BUFFALO, N.Y. (WIVB) — Madeleine Burns walks around an empty classroom at Enterprise Charter school with goggles on her face.  Tilting her head up, left, right – the UB grad student isn’t seeing the classroom she’s in but rather, a virtual one where a variety of scenarios are being played out.

“With this kind of technology, it’s a way to connect to students in a way you might not be able to do so otherwise,” said Burns who is getting her Masters degree in education.

Burns is back in school, attending the University at Buffalo, after spending three years teaching in different classrooms.

“When I started in the classroom, I was this starry-eyed person and didn’t know what to expect,” said Burns. “I thought I could come in and help every student and be this saving grace, in a way.”

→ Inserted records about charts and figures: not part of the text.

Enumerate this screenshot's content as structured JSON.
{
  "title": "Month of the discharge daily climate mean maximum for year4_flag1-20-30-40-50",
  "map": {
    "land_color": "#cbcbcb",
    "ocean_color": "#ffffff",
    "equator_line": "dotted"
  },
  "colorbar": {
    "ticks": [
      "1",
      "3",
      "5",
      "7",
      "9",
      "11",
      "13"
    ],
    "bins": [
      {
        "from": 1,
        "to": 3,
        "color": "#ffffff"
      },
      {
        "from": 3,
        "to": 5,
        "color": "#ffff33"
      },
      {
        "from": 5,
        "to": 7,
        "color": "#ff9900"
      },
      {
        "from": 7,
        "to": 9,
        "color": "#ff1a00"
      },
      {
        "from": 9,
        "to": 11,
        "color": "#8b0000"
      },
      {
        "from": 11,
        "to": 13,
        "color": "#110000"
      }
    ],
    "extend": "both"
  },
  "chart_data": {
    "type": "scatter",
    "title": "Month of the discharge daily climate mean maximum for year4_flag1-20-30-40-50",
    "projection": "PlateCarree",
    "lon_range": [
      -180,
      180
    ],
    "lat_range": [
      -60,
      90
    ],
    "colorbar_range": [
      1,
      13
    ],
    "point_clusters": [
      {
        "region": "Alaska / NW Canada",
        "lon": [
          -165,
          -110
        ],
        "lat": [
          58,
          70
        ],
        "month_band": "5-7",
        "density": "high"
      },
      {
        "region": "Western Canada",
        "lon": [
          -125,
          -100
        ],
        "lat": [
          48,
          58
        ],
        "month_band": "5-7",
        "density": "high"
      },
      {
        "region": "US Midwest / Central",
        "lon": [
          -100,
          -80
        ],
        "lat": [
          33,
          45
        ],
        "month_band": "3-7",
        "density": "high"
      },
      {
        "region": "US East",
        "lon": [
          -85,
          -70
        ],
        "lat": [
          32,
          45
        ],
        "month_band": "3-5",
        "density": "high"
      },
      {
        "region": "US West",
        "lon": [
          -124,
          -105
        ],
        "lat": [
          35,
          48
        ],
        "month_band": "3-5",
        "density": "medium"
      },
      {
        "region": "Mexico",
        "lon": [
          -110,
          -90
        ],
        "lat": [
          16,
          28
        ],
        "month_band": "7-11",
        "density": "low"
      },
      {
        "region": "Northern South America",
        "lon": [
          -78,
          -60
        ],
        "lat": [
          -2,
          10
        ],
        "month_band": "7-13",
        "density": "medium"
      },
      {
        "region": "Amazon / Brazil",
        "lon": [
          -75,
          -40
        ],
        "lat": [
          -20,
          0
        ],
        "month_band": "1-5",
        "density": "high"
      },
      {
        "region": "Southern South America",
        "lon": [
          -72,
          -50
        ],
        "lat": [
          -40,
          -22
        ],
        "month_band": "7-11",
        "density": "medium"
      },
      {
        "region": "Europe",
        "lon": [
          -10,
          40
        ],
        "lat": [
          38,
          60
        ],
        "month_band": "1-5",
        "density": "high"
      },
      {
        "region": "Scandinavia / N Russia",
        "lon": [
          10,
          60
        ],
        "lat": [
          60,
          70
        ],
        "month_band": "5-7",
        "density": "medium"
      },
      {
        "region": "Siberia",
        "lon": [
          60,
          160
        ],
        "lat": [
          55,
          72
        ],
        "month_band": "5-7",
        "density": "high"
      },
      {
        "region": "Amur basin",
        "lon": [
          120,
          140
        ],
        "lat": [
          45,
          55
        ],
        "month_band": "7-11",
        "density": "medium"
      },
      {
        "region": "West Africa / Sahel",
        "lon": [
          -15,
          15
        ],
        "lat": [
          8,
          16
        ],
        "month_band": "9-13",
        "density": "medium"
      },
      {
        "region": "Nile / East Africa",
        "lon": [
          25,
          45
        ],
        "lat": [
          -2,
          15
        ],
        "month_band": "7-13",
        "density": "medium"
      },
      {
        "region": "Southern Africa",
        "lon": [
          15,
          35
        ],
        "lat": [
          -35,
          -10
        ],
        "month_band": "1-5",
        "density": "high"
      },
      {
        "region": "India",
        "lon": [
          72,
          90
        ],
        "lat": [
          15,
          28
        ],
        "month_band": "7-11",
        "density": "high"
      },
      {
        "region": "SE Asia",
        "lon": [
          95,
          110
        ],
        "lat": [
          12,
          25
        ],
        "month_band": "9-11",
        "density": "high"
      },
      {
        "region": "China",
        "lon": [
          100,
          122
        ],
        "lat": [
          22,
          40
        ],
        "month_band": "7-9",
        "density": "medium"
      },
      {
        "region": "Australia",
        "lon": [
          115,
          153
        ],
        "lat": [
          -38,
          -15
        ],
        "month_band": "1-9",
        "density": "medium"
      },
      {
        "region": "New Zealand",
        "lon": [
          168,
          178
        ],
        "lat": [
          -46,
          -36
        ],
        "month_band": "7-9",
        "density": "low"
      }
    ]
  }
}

Soon, after stepping foot inside of the room and teaching, she realized, that’s not the case.

“I was absolutely not expecting everything I encountered. The students bring things from home with them to school every day and it’s challenging.”

That’s why Burns finds this new technology she’s able to try through UB so intriguing as it’s providing a unique perspective into the classroom, setting the groundwork for future educators. Students who are learning about education try out the virtual reality simulators prior to ever getting their own classrooms and students.

“It’s not the answer but it’s the answer to bridging the gap,” said Lynn Shanahan, an associate professor at the University at Buffalo.

“We know we need teachers who are excellent teacher leaders to manage classrooms in ways that optimize student learning,” said Beth Etopio, UB’s Assistant Dean for Teacher Education. “If they can go in, ready to roll, it will benefits students learning in the long run.”

Burns says she finds this tool helpful, wishing she was able to see into the classroom years ago, feeling as if it would have prepared her better for her first day stepping foot in there to teach and lead.

“You can play the scenario again and again until you get it right and then when you’re in the classroom, you’ll know what to do.”